Le monde change, les cases persistent
Dès les commentaires matinaux, la presse s’est fait l’écho de ce premier tour en demi-teinte.
Sur toutes les radios nationales, on a bien pointé que tout un chacun était content : la gauche comme la droite - même si aucune ne voulait (pouvait ?) se montrer triomphaliste - prétendait gagner quelque chose à ce premier tour. C’était à qui reprenait des villes, à qui les gagnait, à qui les gardait...
Et les politologues de jongler avec leurs vieilles grilles de lecture, pour continuer à faire entrer un monde qui avait changé, dans ses habits trop serrés.
Trop serrés, car il semble que la gauche comme la droite n’aient pas séduit beaucoup les quelque 43% d’abstentionnistes ce dimanche.
Trop serrés, car la droite comme la gauche n’ont pas semblé lisibles aux électeurs, déboussolés par l’absence de lignes de conduite vraiment différentes et l’homogénéisation des termes.
Qu’avaient-ils lu en effet dans les projets des divers candidats ?
« Le renouveau de la démocratie », « la conscience de l’environnement », « la construction de logements sociaux »...bien malin celui qui pouvait identifier une idéologie différentielle derrière ce déferlement (protecteur?) d’abstractions identiques.
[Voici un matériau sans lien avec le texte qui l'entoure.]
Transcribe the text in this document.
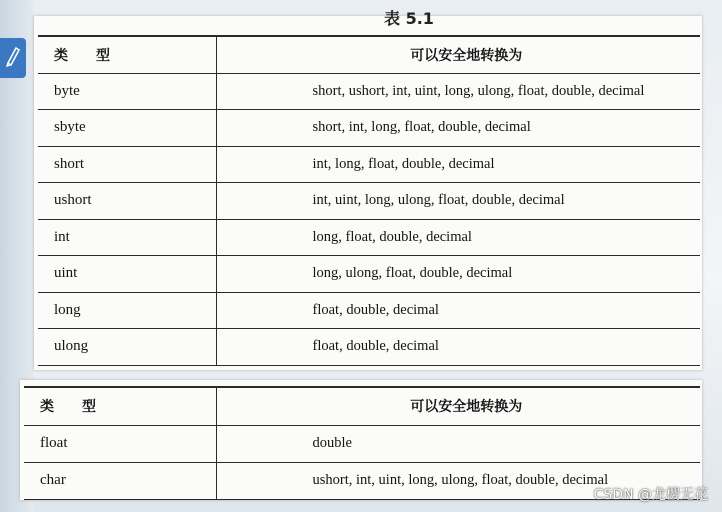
表 5.1
类　　型	可以安全地转换为
byte	short, ushort, int, uint, long, ulong, float, double, decimal
sbyte	short, int, long, float, double, decimal
short	int, long, float, double, decimal
ushort	int, uint, long, ulong, float, double, decimal
int	long, float, double, decimal
uint	long, ulong, float, double, decimal
long	float, double, decimal
ulong	float, double, decimal
类　　型	可以安全地转换为
float	double
char	ushort, int, uint, long, ulong, float, double, decimal
CSDN @龙樱无花
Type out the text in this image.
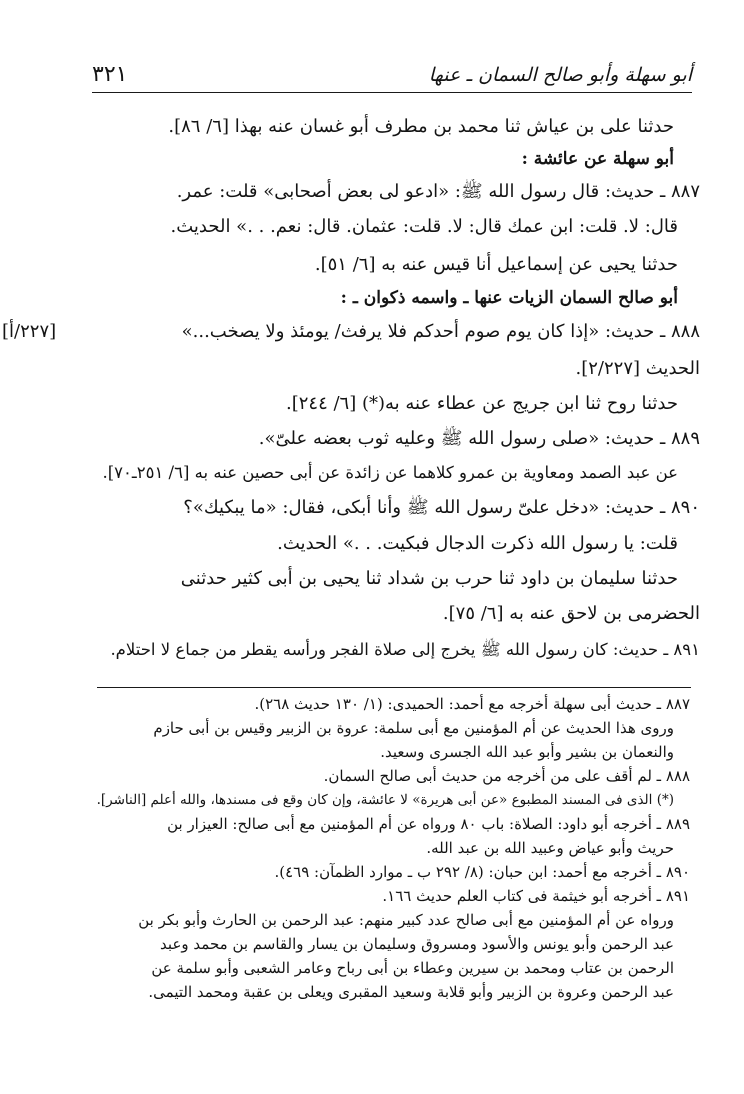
أبو سهلة وأبو صالح السمان ـ عنها
٣٢١
حدثنا على بن عياش ثنا محمد بن مطرف أبو غسان عنه بهذا [٦/ ٨٦].
أبو سهلة عن عائشة :
٨٨٧ ـ حديث: قال رسول الله ﷺ: «ادعو لى بعض أصحابى» قلت: عمر.
قال: لا. قلت: ابن عمك قال: لا. قلت: عثمان. قال: نعم. . .» الحديث.
حدثنا يحيى عن إسماعيل أنا قيس عنه به [٦/ ٥١].
أبو صالح السمان الزيات عنها ـ واسمه ذكوان ـ :
٨٨٨ ـ حديث: «إذا كان يوم صوم أحدكم فلا يرفث/ يومئذ ولا يصخب...»
[٢٢٧/أ]
الحديث [٢/٢٢٧].
حدثنا روح ثنا ابن جريج عن عطاء عنه به(*) [٦/ ٢٤٤].
٨٨٩ ـ حديث: «صلى رسول الله ﷺ وعليه ثوب بعضه علىّ».
عن عبد الصمد ومعاوية بن عمرو كلاهما عن زائدة عن أبى حصين عنه به [٦/ ٢٥١ـ٧٠].
٨٩٠ ـ حديث: «دخل علىّ رسول الله ﷺ وأنا أبكى، فقال: «ما يبكيك»؟
قلت: يا رسول الله ذكرت الدجال فبكيت. . .» الحديث.
حدثنا سليمان بن داود ثنا حرب بن شداد ثنا يحيى بن أبى كثير حدثنى
الحضرمى بن لاحق عنه به [٦/ ٧٥].
٨٩١ ـ حديث: كان رسول الله ﷺ يخرج إلى صلاة الفجر ورأسه يقطر من جماع لا احتلام.
٨٨٧ ـ حديث أبى سهلة أخرجه مع أحمد: الحميدى: (١/ ١٣٠ حديث ٢٦٨).
وروى هذا الحديث عن أم المؤمنين مع أبى سلمة: عروة بن الزبير وقيس بن أبى حازم
والنعمان بن بشير وأبو عبد الله الجسرى وسعيد.
٨٨٨ ـ لم أقف على من أخرجه من حديث أبى صالح السمان.
(*) الذى فى المسند المطبوع «عن أبى هريرة» لا عائشة، وإن كان وقع فى مسندها، والله أعلم [الناشر].
٨٨٩ ـ أخرجه أبو داود: الصلاة: باب ٨٠ ورواه عن أم المؤمنين مع أبى صالح: العيزار بن
حريث وأبو عياض وعبيد الله بن عبد الله.
٨٩٠ ـ أخرجه مع أحمد: ابن حبان: (٨/ ٢٩٢ ب ـ موارد الظمآن: ٤٦٩).
٨٩١ ـ أخرجه أبو خيثمة فى كتاب العلم حديث ١٦٦.
ورواه عن أم المؤمنين مع أبى صالح عدد كبير منهم: عبد الرحمن بن الحارث وأبو بكر بن
عبد الرحمن وأبو يونس والأسود ومسروق وسليمان بن يسار والقاسم بن محمد وعبد
الرحمن بن عتاب ومحمد بن سيرين وعطاء بن أبى رباح وعامر الشعبى وأبو سلمة عن
عبد الرحمن وعروة بن الزبير وأبو قلابة وسعيد المقبرى ويعلى بن عقبة ومحمد التيمى.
Mais après les gros titres de la gauche et la droite, on en est venu à parler du Modem.
Les politologues se sont alors déchaînés pour essayer de résoudre cette énigme insoluble : comment comprendre si le Modem était de droite ou de gauche ?
Comment comprendre sa lisibilité politique alors qu’il s’allie tantôt à la gauche et tantôt à la droite ?
J’ai tout d’abord pensé à de la mauvaise foi.
Et puis j’ai compris qu’il se posait là aux commentateurs une énigme véritable, et qui le resterait tant qu’ils se saisiraient de la mauvaise clé.
Quand le postulat de base est faux, on crée un syllogisme qui n’explique rien. En prêtant au Modem la même configuration linéaire que les deux autres partis, on n’en saisit pas la différence substantielle : le Modem n’entre pas dans les cases préformées, il n’est ni de droite ni de gauche, il fait autrement.
Et bien que François Bayrou l’ait répété hier : « il repose sur des alliances de projet », on préfère essayer de le faire entrer dans les cases que l’on connaît, sans se poser la question de savoir si elles sont encore pertinentes pour l’électeur comme pour l’élu.
On préfère donc la rigidité enfermante à la souplesse de fonctionnement et l’ouverture, le navire coule, mais on continue d’énoncer les règles qui font qu’il ne peut couler.
Le Modem propose une autre clé de lecture de l’opérationnalité politique, en ouvrant les cases qui la sclérosent. Il dérange beaucoup, comme tout ce qui remet en question les certitudes, et ce, bien qu’on le courtise.
Le monde change, et c’est moins cela qui nous pose problème, que le vieillissement de nos clés de lecture.